In March 1963, Comer was traded to the Detroit Tigers for Bobo Osborne. He spent the 1963 season with the Lakeland Tigers in the Florida State League. He next played for the Duluth–Superior Dukes in 1964 and the Montgomery Rebels in 1965. In 1965, he led the Southern League with 31 stolen bases, compiled a .285 batting average, and hit nine home runs while recording 54 RBI in 123 games. At the end of the 1965 season, he was named to the Southern League All-Star Team.

Comer began the 1966 season with the Syracuse Chiefs of the International League. However, after only 35 games with the Chiefs, he was traded to the Toledo Mud Hens in exchange for outfielder Art Lopez. He was the Mud Hens' starting center fielder in 1966 and compiled a .266 batting average with 11 home runs and 52 RBI in 131 games.

During the 1967 season, Comer compiled a career-high .290 batting average with 11 home runs, 58 RBI and a .363 on-base percentage in 137 games. He also led the International League in runs scored, total bases, and putouts and assists by an outfielder. At the end of the 1967 season, he was named by the National Association of Baseball Writers to the 1967 East Triple-A All-Star team.

===Detroit Tigers===
In September 1967, Comer was called up by the Detroit Tigers. He made his major league debut on September 17, 1967, and appeared in four games that season. With one hit in three at bats, he compiled a .333 batting average.

The following year, Comer began the season in Toledo but was called up by the Tigers after Al Kaline broke a bone in his forearm in late May 1968. Comer appeared in 48 games for the 1968 Detroit Tigers, principally as a backup outfielder. He compiled a .125 batting average with one triple, one home run and 3 RBI in 48 at bats. Comer made an appearance in Game 3 of the 1968 World Series, getting a pinch-hit single off Joe Hoerner in his only at bat for a perfect 1.000 World Series batting average.

===Seattle Pilots===
On October 15, 1968, Comer was claimed by the newly formed Seattle Pilots as the 41st pick in the 1968 expansion draft.

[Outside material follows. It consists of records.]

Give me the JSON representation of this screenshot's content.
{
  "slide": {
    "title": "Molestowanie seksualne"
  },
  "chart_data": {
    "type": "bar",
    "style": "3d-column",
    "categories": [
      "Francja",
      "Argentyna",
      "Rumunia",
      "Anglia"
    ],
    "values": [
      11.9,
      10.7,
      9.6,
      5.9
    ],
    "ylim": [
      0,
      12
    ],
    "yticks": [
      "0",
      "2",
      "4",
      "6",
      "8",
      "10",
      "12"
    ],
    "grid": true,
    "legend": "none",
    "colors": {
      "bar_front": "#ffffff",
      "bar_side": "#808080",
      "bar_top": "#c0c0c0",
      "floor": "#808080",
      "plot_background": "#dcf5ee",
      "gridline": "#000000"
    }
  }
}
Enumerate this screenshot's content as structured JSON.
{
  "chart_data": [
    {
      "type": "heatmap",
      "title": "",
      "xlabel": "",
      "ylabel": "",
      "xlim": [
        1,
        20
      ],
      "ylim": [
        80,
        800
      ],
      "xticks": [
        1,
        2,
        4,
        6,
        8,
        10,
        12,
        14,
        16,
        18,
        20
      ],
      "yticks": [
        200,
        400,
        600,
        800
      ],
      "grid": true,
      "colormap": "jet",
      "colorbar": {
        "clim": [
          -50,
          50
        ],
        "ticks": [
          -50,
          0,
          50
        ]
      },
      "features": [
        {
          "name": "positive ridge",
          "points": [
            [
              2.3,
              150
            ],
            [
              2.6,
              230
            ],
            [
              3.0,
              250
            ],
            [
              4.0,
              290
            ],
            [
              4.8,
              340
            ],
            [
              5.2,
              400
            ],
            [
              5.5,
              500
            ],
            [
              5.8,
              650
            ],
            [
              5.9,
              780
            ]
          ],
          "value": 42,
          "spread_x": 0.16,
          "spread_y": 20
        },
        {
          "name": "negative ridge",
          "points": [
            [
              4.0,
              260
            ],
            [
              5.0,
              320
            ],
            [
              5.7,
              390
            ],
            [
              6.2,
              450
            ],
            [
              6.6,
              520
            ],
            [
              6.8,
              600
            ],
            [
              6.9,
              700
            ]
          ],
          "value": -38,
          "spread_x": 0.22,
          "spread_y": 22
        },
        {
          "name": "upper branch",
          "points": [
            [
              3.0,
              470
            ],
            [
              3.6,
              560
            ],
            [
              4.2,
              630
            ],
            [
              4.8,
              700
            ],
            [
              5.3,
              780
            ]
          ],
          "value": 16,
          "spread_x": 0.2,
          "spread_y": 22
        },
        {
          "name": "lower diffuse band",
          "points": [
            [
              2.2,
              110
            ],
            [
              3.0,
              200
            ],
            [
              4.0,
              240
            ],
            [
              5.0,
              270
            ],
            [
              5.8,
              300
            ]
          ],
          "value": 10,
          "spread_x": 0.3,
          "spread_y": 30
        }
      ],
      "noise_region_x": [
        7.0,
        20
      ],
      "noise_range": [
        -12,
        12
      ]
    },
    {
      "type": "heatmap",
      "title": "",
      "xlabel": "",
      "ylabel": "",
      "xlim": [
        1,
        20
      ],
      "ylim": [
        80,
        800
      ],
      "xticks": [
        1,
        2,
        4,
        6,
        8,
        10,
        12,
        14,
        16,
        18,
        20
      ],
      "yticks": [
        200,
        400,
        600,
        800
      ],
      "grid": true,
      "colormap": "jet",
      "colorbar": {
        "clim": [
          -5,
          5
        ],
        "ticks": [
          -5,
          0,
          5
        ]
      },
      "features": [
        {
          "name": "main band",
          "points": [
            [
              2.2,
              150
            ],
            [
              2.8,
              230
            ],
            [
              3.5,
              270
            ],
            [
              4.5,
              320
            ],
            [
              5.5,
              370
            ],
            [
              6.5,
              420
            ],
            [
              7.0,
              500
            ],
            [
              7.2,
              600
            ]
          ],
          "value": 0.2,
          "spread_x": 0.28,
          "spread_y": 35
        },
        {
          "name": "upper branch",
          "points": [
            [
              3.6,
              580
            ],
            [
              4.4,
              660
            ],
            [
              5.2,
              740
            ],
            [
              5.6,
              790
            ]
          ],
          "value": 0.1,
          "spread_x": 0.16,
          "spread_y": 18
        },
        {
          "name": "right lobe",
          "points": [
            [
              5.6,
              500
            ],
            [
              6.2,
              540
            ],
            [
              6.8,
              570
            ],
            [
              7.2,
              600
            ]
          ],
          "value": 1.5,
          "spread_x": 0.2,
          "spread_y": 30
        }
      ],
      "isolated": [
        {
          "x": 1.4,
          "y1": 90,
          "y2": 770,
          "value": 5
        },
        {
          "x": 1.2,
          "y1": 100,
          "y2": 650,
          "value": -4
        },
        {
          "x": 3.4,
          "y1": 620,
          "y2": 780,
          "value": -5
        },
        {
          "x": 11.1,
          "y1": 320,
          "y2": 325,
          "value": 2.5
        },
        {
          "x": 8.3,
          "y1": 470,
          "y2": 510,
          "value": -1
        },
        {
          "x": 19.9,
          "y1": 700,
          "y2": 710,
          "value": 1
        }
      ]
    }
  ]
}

In 1969, Comer was an every day starter for the Pilots in the outfield, mostly in center field. He led the team in runs scored with 88. He was also second on the Pilots in home runs with 15, trailing Don Mincher. Comer also stole 18 bases, and his combined "Power/Speed Number" was 16.4 — eighth best in the American League. He also led the American League in 1969 with six double plays turned as an outfielder. His 14 assists from the outfield ranked second in the American League. In 1970, the Pilots moved to Milwaukee and became the Milwaukee Brewers. Comer appeared in 13 games for the Brewers and compiled an .059 batting average (1-for-17) with one RBI.

===Washington Senators===
On May 10, 1970, Comer was traded by the Brewers to the Washington Senators for Hank Allen and Ron Theobald. Comer appeared in 77 games for the Senators, compiling a .233 batting average (.346 on-base percentage) with 8 RBI in 129 at bats.

===Detroit Tigers===
On December 5, 1970, Comer was purchased by the Detroit Tigers from the Senators. He spent the 1971 season with the Toledo Mud Hens, appearing in 136 games with a .279 batting average, nine home runs, 51 RBI, and a .373 on-base percentage. He was called up by the Tigers for a portion of the 1972 season, appearing in 27 games mostly as a defensive replacement in the outfield. He had only one hit in nine at bats (.111) for the 1972 Tigers.

Comer continued to play in the minor leagues for two more years. He played for the Mud Hens in 1973 and the Reading Phillies in 1974.

==Later life==
After retiring from baseball, Comer returned to Virginia. He served as the baseball coach at Spotswood High School for several years, was named Coach of the Year in 2000, and resigned after the 2006 season. From 2009 until 2023, he coached at Page County High School in Virginia.

Comer was married in January 1963 to Joyce Nauman. They had three sons, Timothy Wayne (born 1965), Paul Allen (born 1968), and Shaun Christopher (born 1980).

On October 4, 2023, it was reported that Comer had died at the age of 79.